When it came to Covid-19 related financings, liquidity was paramount and none were as important as Norwegian Cruise Line’s private placement, convertible bond, equity sale and high-yield bond that together raised US$2.4bn in May.

A US$400m PIPE in the form of six-year CB sold to private equity firm L Catterton was supplemented by US$460m from a public stock sale, US$862.5m from a public CB and US$675m of secured high-yield debt, with all of the public deals upsized on strong investor demand and exercise of the greenshoes.

Combined, the equity-linked raises are convertible into 137.6m shares, a whopping 39.1% stake in the cruise ship operator.

“The marching orders were to get [NCL] as much money as you possibly can by tapping every market,” said Simon Watson, Goldman Sachs’ co-head of Americas ECM. “The fact they were able to do a PIPE meant we were not cannibalising demand for the public market raises.”

Goldman, which was awarded a larger fee than the other six bookrunners, was able to pivot from the agreed PIPE to one day of marketing the equity, CB and HY concurrently on May 5.

That evening, Norwegian sold 41.8m shares at US$11 apiece, a 23.8% discount to pre-launch levels. That largely erased the 25% premium achieved on the 6% four-year convertible. The US$675m of four-year HY debt pays a 12.25% annual coupon and came at a 99 OID, the aggressive end of 12.25%–12.5% talk. The offerings were increased from the US$350m, US$650m and US$600m targeted at launch.

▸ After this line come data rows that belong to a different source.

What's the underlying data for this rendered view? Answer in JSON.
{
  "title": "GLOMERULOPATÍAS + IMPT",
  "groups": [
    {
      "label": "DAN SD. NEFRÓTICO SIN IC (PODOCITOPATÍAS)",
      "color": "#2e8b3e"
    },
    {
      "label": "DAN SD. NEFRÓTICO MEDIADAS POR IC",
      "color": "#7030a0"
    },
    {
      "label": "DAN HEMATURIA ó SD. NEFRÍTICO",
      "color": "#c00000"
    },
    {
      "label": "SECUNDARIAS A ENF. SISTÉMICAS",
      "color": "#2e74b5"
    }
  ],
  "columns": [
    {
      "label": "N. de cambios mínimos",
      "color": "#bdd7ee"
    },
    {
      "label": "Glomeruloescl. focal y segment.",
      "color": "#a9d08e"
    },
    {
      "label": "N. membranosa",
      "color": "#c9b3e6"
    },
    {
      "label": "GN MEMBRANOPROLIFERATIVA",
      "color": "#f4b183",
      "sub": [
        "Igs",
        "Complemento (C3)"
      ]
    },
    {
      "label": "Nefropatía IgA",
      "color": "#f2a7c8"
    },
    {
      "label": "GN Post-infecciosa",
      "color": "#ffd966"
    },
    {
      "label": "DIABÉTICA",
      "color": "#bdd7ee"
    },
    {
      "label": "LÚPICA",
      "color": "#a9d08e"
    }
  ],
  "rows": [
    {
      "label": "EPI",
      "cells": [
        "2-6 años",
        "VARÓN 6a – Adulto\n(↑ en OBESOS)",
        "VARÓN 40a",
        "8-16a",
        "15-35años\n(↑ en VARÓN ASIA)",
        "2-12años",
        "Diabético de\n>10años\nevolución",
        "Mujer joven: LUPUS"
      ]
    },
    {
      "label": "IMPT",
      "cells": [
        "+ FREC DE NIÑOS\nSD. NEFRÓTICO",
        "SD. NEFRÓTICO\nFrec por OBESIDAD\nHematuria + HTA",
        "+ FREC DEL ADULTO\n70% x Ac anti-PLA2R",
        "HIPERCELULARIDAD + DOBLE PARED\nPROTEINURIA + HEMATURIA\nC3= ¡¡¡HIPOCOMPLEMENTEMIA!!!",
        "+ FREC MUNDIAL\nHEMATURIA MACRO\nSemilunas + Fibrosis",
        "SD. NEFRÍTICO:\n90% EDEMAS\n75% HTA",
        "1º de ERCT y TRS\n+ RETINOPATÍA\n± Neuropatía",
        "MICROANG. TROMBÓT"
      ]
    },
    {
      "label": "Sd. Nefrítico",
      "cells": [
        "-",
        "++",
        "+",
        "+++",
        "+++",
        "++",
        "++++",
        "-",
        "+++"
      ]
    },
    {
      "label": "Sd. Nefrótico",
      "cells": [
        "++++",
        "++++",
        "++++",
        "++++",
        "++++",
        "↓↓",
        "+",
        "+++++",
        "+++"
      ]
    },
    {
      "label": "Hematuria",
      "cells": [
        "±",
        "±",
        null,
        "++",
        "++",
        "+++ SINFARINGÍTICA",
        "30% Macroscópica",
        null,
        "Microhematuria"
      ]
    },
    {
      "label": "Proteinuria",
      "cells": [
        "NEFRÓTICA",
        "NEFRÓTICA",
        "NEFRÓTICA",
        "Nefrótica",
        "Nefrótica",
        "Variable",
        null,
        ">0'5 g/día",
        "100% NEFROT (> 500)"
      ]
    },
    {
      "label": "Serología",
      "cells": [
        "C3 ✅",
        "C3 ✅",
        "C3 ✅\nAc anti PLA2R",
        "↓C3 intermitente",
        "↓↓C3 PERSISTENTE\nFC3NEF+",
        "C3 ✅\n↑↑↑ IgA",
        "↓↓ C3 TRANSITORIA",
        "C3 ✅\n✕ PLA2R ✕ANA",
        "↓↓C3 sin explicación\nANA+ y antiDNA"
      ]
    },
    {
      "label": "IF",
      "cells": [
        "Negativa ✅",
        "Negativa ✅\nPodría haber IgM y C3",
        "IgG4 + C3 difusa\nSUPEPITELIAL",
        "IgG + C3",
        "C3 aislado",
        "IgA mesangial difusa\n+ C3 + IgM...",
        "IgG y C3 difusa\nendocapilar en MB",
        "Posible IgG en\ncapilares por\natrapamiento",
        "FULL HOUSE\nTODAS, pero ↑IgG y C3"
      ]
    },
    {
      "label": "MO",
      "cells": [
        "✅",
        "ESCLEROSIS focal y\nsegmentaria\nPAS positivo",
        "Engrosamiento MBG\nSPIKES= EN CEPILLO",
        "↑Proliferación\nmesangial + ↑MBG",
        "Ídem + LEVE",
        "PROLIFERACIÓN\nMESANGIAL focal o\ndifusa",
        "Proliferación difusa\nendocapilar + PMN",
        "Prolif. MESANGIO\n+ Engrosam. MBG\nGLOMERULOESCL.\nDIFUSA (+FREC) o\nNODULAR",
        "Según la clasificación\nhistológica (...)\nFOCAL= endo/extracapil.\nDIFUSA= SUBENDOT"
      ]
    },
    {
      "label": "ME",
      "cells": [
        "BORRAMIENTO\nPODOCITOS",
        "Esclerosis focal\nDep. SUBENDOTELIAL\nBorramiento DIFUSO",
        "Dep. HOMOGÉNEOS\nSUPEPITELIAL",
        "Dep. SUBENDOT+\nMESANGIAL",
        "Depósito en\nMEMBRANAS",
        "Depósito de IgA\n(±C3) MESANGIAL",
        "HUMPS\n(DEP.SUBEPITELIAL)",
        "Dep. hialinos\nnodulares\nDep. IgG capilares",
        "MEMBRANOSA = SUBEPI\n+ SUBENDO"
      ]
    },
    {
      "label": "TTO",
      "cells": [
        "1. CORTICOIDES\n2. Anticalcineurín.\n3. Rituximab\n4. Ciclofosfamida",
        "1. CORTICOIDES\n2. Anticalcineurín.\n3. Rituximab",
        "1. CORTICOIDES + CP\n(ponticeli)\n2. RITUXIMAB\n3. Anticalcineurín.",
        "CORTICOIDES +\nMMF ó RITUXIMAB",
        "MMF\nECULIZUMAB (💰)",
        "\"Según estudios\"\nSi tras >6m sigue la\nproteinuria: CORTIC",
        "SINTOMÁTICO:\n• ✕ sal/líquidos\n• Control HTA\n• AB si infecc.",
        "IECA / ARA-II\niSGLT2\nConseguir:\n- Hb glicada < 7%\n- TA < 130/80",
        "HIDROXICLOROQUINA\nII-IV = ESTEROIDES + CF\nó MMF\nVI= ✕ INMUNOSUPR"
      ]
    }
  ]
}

Norwegian shares closed the following day at US$11.72 and the year at US$25.43. The 6% CB ended the year bid at twice par value.

It was awfully expensive funding, but Norwegian had no choice but to accept the stock dilution.

“If it's about survival, there is going to be a certain amount of pain,” said a banker involved at the time. Later that week NCL was also able to renegotiate terms on some of its senior bank loans.

Norwegian was non-operational at the time with its over 59,000 berths unable to be filled through the rest of the year. Moody’s and S&P had already downgraded its credit ratings to Ba2 and BB–, respectively.

Norwegian had fully drawn down US$1.55bn on its revolving credit facilities, leaving it with just US$1.4bn of cash as of March 31 against a US$110m–$150m monthly cash burn. Its US$2.4bn raise in May would extend the liquidity sightline for at least a year and was followed by further equity raises, at higher prices, in July and November.